Boqueria? Barcelona’s Other Great Food Market

Just off Barcelona’s La Rambla, the pedestrianized street where tourists go to get their wallets and other valuables liberated, sits another one of the city’s main magnets of tourism: La Boqueria, or as it’s officially called Mercat de Sant Josep de la Boqueria. The market has been around since 1217, making it one of the oldest markets in Europe. Wherever I travel on the planet, I make a point to visit a city’s central market. They’re usually the best and cheapest places to eat, places where you sit shoulder to shoulder with locals in a salt-of-the-earth environment eating ingredients that were just plucked from the sea or a nearby field. I couldn’t wait to go to Boqueria with an empty stomach on a recent visit to Barcelona. There was only one problem: it was a circus. A metaphorical one, but still: there were more people milling about and standing in line to eat than hunks of pork byproducts hanging on hooks; more Tiva-sandle-clad, khaki-shorts-wearing tourists than at a Dave Mathews concert. Not that being around other tourists is always a bad thing. But I was hungry. I walked out frustrated, my stomach growling for good food.
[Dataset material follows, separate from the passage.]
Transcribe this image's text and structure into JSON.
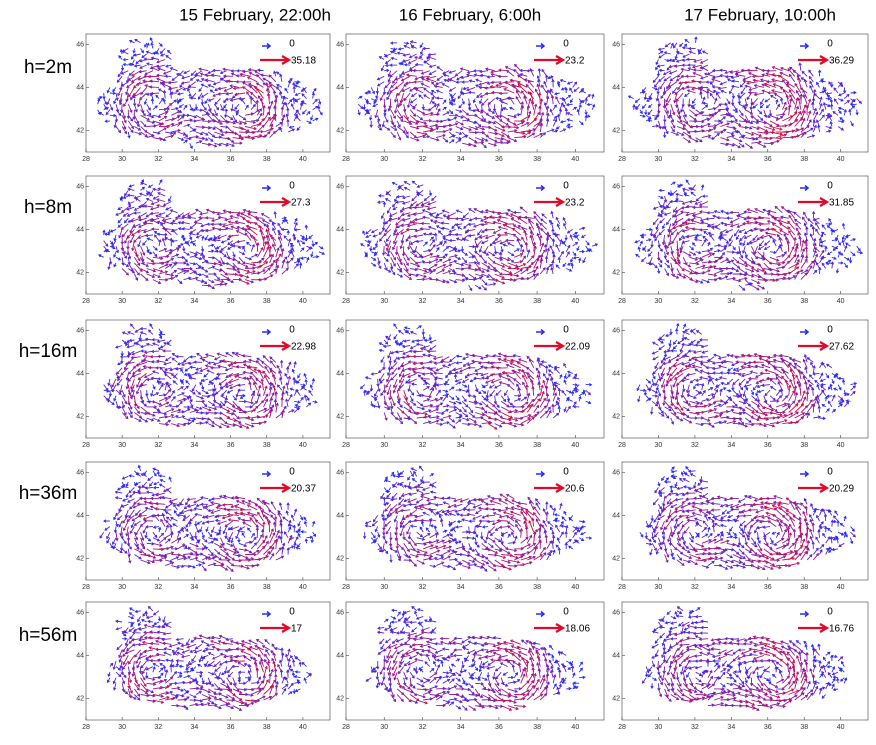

But then something amazing happened. I stumbled upon the Mercat de Santa Caterina. Located La Ribera, Santa Caterina is smaller than Boqueria, there are fewer restaurants, and it’s a tad more sedate. But that’s the price you pay for having it mostly to yourself and the locals. The market, built in 1848, recently got a renovation and a new undulating Gaudi-esque rooftop, consisting of 325,000 colorful ceramic tiles by local architect Enric Miralles. There are 40 retail markets in and around Barcelona, but if you want one alternative to Boqueria, this is the place. At least I thought so on the afternoon I was there last month. There are still mountains of curvaceous Montserrat tomatoes, piles of pig parts, and huge displays of fresh seafood, but I spotted no one was wearing khaki shorts.
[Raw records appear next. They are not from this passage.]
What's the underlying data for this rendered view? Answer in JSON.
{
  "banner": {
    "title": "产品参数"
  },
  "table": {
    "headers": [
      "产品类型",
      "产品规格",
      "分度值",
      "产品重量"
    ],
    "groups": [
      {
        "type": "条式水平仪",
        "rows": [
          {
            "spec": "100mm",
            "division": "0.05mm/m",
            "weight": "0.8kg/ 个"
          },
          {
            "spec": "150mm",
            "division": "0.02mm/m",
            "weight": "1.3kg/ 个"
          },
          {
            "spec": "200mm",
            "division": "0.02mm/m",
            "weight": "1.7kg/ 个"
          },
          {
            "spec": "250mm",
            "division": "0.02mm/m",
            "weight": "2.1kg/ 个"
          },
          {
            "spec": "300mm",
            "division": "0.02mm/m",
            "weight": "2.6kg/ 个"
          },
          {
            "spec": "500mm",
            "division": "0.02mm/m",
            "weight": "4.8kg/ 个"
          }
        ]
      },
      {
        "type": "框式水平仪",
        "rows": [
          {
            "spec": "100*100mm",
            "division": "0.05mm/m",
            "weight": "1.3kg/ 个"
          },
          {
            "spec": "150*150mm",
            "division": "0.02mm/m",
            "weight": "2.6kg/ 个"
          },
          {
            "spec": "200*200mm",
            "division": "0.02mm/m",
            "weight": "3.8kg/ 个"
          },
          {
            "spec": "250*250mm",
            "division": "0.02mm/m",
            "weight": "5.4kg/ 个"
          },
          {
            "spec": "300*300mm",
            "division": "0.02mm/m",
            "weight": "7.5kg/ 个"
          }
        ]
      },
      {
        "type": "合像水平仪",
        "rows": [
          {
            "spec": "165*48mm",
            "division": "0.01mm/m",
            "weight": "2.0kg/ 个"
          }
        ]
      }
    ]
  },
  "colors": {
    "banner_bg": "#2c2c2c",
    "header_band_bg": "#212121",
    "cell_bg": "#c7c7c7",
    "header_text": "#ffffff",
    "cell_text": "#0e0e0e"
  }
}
Best of all, there were places to sit at the food kiosks. I pulled up a bar stool at La Torna, situated next to the stall selling just eggs and across from a stall selling bread. I ordered the grilled squid, which was as fine a grilled squid I’ve ever tasted: brininess combined with just enough charcoal from the grill; the texture was a slightly chewy, but not too rubbery; intertwined in all this were hints of garlic and olive oil.

In between bites I’d sit back and watch the theater. I say that because the only other tourists eating there, some Australians who said they come here every time they’re in Barcelona, used that word to describe the place to me. “There are only three people working here,” said the portly Aussie, pointing to the two gregarious young women who work as servers and the one guy manning the grill. “But it’s just theater, man.”


And just as he finished, one of the women, having refilled my glass with more cava, slammed the bottle down into the ice bucket. Water from the bottom sprayed up and outward, hitting about five of us with cold water. Everyone cheered. We were baptized. It was just another day at Mercat di Santa Caterina.